Teatro Garau, verso la nuova gestione: la coop Teatro di Sardegna ammessa alla negoziazione
9 Aprile 2026
La commissione tecnica ha giudicato idonea l'unica proposta presentata

Il teatro Garau di Oristano
Oristano
La commissione tecnica ha giudicato idonea l’unica proposta presentata
La cooperativa Teatro di Sardegna, con sede a Cagliari, è l’unico soggetto che ha risposto all’avviso pubblico del Comune di Oristano per la gestione quinquennale del teatro Garau ed è stata ammessa alla fase successiva di negoziazione per la presentazione della proposta definitiva.
La commissione tecnica di valutazione ha esaminato la proposta e l’ha giudicata idonea sotto tutti i profili richiesti dall’avviso. Il Comune punta a un modello di gestione basato su una forma speciale di partenariato pubblico-privato.
Il progetto presentato dalla cooperativa prevede una programmazione articolata di spettacoli dal vivo — musica, danza e altre arti performative — con attenzione sia al pubblico generalista sia a target specifici, dall’infanzia ai giovani fino agli appassionati di linguaggi sperimentali.
La proposta include iniziative rivolte alla valorizzazione del tessuto artistico locale, con il coinvolgimento delle professionalità del territorio, e prevede anche rievocazioni storiche dedicate a Eleonora d’Arborea.
La commissione ha valutato positivamente anche la disponibilità della cooperativa a concedere al Comune un numero di giornate superiore al minimo previsto dall’avviso.
Il prossimo passaggio sarà la fase di negoziazione, al termine della quale la cooperativa Teatro di Sardegna presenterà la proposta partenariale definitiva.
“Con il nuovo bando quinquennale puntiamo a valorizzare pienamente il teatro Garau, uno dei principali presìdi culturali della città”, evidenzia il sindaco Massimiliano Sanna. “Dopo i lavori di ristrutturazione, oggi possiamo contare su uno spazio moderno ed efficiente, pronto ad accogliere una programmazione ampia e di qualità. La scelta del partenariato pubblico-privato, senza oneri per il Comune, ci consente di garantire una gestione più stabile e di lungo periodo, capace di offrire spettacoli accessibili a tutti e di coinvolgere anche le nuove generazioni. Vogliamo un teatro aperto, dinamico, capace di spaziare tra i diversi linguaggi dello spettacolo e, allo stesso tempo, attento alla valorizzazione della cultura locale e della figura di Antonio Garau”.

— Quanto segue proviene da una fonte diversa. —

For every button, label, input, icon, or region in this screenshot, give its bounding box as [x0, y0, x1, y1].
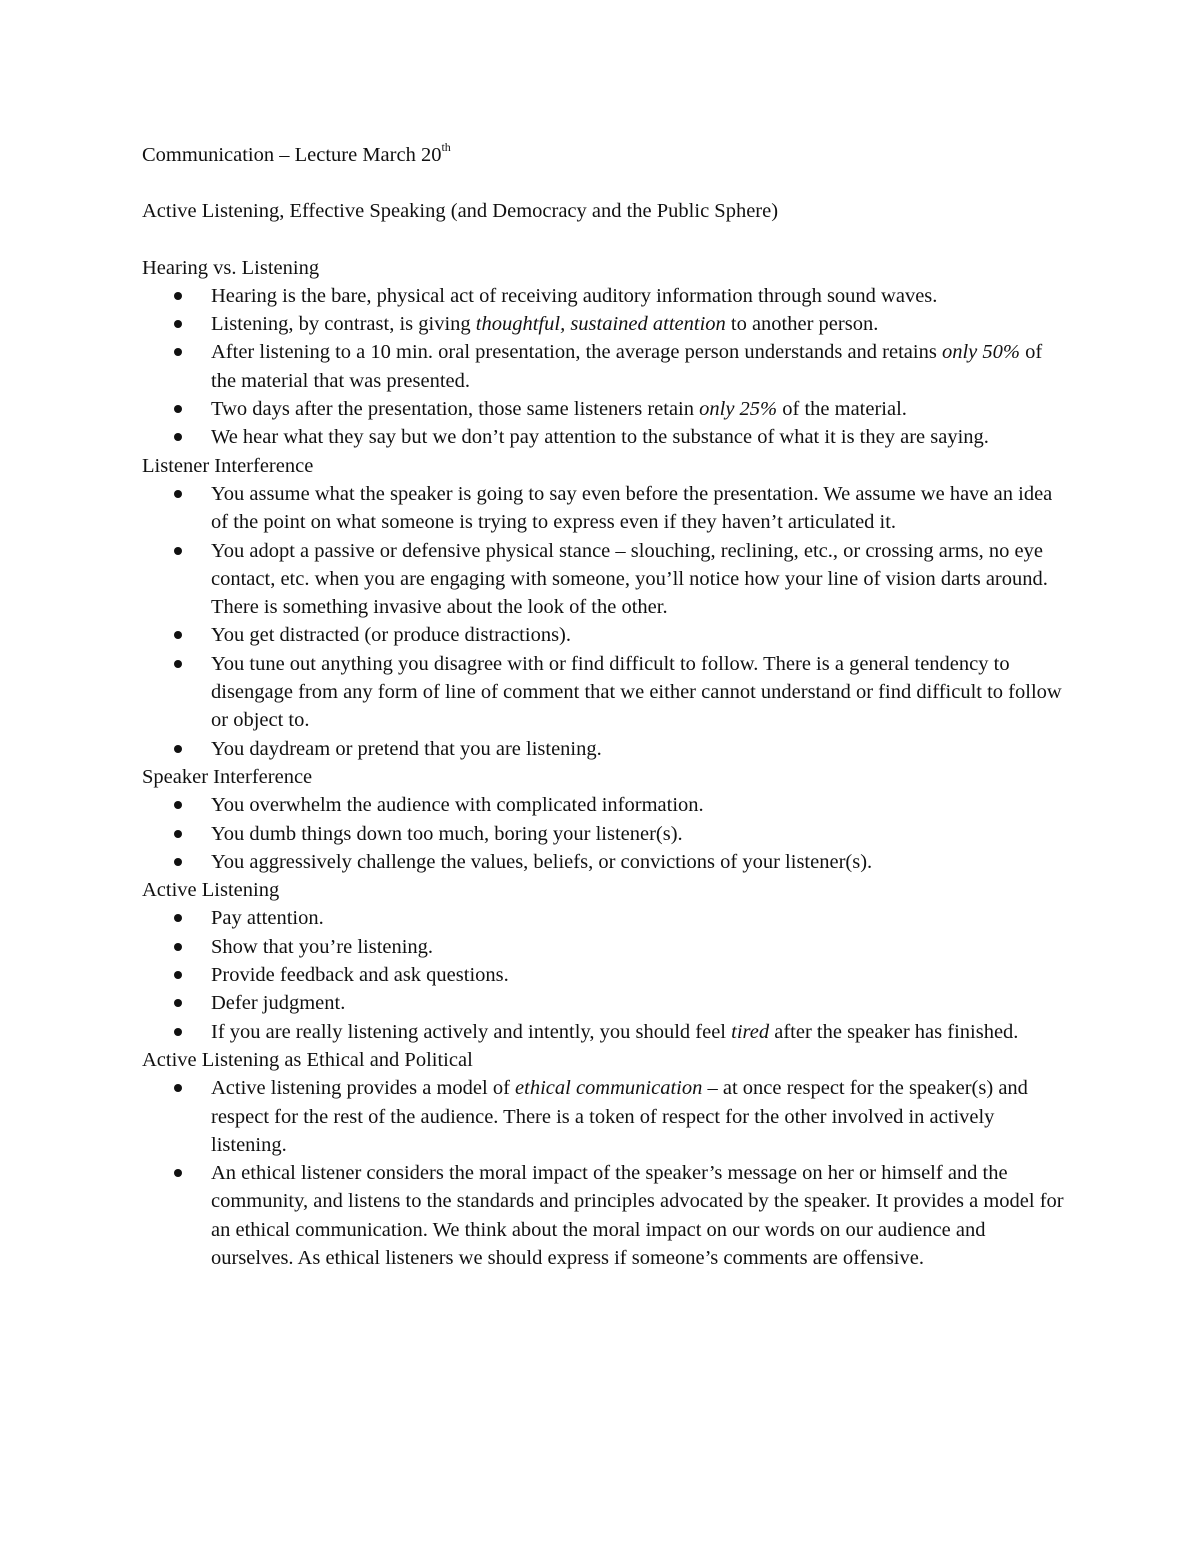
- bullet-item: [211, 904, 1072, 932]
- bullet-list: [142, 282, 1072, 452]
- bullet-icon: [174, 405, 182, 413]
- bullet-text: You daydream or pretend that you are listening.: [211, 737, 602, 760]
- section: [142, 254, 1072, 452]
- bullet-icon: [174, 830, 182, 838]
- emphasis-text: only 25%: [699, 398, 778, 421]
- bullet-item: [211, 310, 1072, 338]
- sections-container: [142, 254, 1072, 1273]
- bullet-icon: [174, 1084, 182, 1092]
- bullet-text: If you are really listening actively and intently, you should feel: [211, 1020, 732, 1043]
- bullet-item: [211, 961, 1072, 989]
- bullet-text: of the material that was presented.: [211, 341, 1043, 392]
- bullet-text: You overwhelm the audience with complicated information.: [211, 794, 704, 817]
- title-superscript: th: [441, 140, 451, 155]
- bullet-text: Show that you’re listening.: [211, 935, 434, 958]
- bullet-text: Provide feedback and ask questions.: [211, 964, 509, 987]
- bullet-text: You dumb things down too much, boring your listener(s).: [211, 822, 683, 845]
- section: [142, 763, 1072, 876]
- bullet-icon: [174, 999, 182, 1007]
- bullet-item: [211, 423, 1072, 451]
- bullet-icon: [174, 292, 182, 300]
- bullet-icon: [174, 1028, 182, 1036]
- bullet-icon: [174, 490, 182, 498]
- bullet-icon: [174, 320, 182, 328]
- bullet-text: You aggressively challenge the values, beliefs, or convictions of your listener(s).: [211, 850, 873, 873]
- bullet-text: Active listening provides a model of: [211, 1077, 516, 1100]
- bullet-list: [142, 791, 1072, 876]
- bullet-text: of the material.: [777, 398, 907, 421]
- document-page: [142, 141, 1072, 1272]
- bullet-icon: [174, 971, 182, 979]
- bullet-icon: [174, 660, 182, 668]
- emphasis-text: thoughtful, sustained attention: [475, 313, 726, 336]
- section: [142, 1046, 1072, 1272]
- bullet-text: after the speaker has finished.: [769, 1020, 1019, 1043]
- bullet-item: [211, 933, 1072, 961]
- emphasis-text: tired: [731, 1020, 770, 1043]
- bullet-icon: [174, 348, 182, 356]
- section-heading: Active Listening as Ethical and Political: [142, 1048, 473, 1071]
- document-title: [142, 141, 1072, 169]
- bullet-text: You get distracted (or produce distractions).: [211, 624, 572, 647]
- bullet-item: [211, 1018, 1072, 1046]
- emphasis-text: only 50%: [941, 341, 1020, 364]
- bullet-icon: [174, 858, 182, 866]
- bullet-item: [211, 621, 1072, 649]
- bullet-icon: [174, 943, 182, 951]
- section: [142, 876, 1072, 1046]
- bullet-text: Defer judgment.: [211, 992, 346, 1015]
- bullet-icon: [174, 433, 182, 441]
- section-heading: Active Listening: [142, 879, 280, 902]
- bullet-item: [211, 989, 1072, 1017]
- bullet-list: [142, 904, 1072, 1045]
- bullet-icon: [174, 631, 182, 639]
- document-subtitle: Active Listening, Effective Speaking (and Democracy and the Public Sphere): [142, 200, 779, 223]
- bullet-text: An ethical listener considers the moral impact of the speaker’s message on her or himself and the community, and listens to the standards and principles advocated by the speaker. It provides a model for an ethical communication. We think about the moral impact on our words on our audience and ourselves. As ethical listeners we should express if someone’s comments are offensive.: [211, 1162, 1064, 1269]
- bullet-text: – at once respect for the speaker(s) and respect for the rest of the audience. There is a token of respect for the other involved in actively listening.: [211, 1077, 1028, 1156]
- section-heading: Speaker Interference: [142, 765, 313, 788]
- bullet-icon: [174, 1169, 182, 1177]
- title-text: Communication – Lecture March 20: [142, 144, 442, 166]
- bullet-item: [211, 650, 1072, 735]
- section-heading: Listener Interference: [142, 454, 314, 477]
- bullet-text: to another person.: [725, 313, 879, 336]
- bullet-text: You tune out anything you disagree with or find difficult to follow. There is a general tendency to disengage from any form of line of comment that we either cannot understand or find difficult to follow or object to.: [211, 652, 1062, 732]
- bullet-item: [211, 395, 1072, 423]
- bullet-text: You assume what the speaker is going to say even before the presentation. We assume we have an idea of the point on what someone is trying to express even if they haven’t articulated it.: [211, 482, 1053, 534]
- emphasis-text: ethical communication: [515, 1077, 703, 1100]
- bullet-text: You adopt a passive or defensive physical stance – slouching, reclining, etc., or crossing arms, no eye contact, etc. when you are engaging with someone, you’ll notice how your line of vision darts around. There is something invasive about the look of the other.: [211, 539, 1048, 619]
- bullet-text: Listening, by contrast, is giving: [211, 313, 476, 336]
- bullet-icon: [174, 547, 182, 555]
- bullet-list: [142, 1074, 1072, 1272]
- bullet-text: We hear what they say but we don’t pay attention to the substance of what it is they are saying.: [211, 426, 989, 449]
- bullet-text: Hearing is the bare, physical act of receiving auditory information through sound waves.: [211, 284, 938, 307]
- section: [142, 452, 1072, 763]
- bullet-icon: [174, 801, 182, 809]
- bullet-list: [142, 480, 1072, 763]
- bullet-item: [211, 480, 1072, 537]
- bullet-item: [211, 282, 1072, 310]
- bullet-text: Two days after the presentation, those same listeners retain: [211, 398, 700, 421]
- bullet-icon: [174, 914, 182, 922]
- bullet-icon: [174, 745, 182, 753]
- bullet-text: Pay attention.: [211, 907, 324, 930]
- bullet-text: After listening to a 10 min. oral presentation, the average person understands and retains: [211, 341, 942, 364]
- bullet-item: [211, 537, 1072, 622]
- bullet-item: [211, 735, 1072, 763]
- section-heading: Hearing vs. Listening: [142, 256, 320, 279]
- bullet-item: [211, 820, 1072, 848]
- bullet-item: [211, 338, 1072, 395]
- bullet-item: [211, 1074, 1072, 1159]
- bullet-item: [211, 848, 1072, 876]
- bullet-item: [211, 791, 1072, 819]
- bullet-item: [211, 1159, 1072, 1272]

Saranno a carico del gestore le spese di gestione ordinaria (utenze, pulizia, custodia, assicurazione) e quelle per la manutenzione ordinaria dell’immobile, degli impianti e delle attrezzature.
“Per l’assegnazione della gestione del teatro abbiamo puntato alla qualità del progetto di gestione, un elemento centrale della valutazione”, sottolinea l’’assessore alla Cultura Simone Prevete. “L’obiettivo è costruire una programmazione stabile, qualificata e capace di coinvolgere pubblici diversi. Il bando prevede condizioni agevolate per scuole, associazioni e soggetti pubblici, oltre all’obbligo di strumenti moderni come la biglietteria online e formule di abbonamento. Puntiamo a rafforzare le collaborazioni con il sistema culturale ed educativo del territorio e a promuovere stagioni di alto livello, valorizzando sia le realtà nazionali sia quelle locali, con particolare attenzione alla tradizione teatrale sarda e alla lingua”.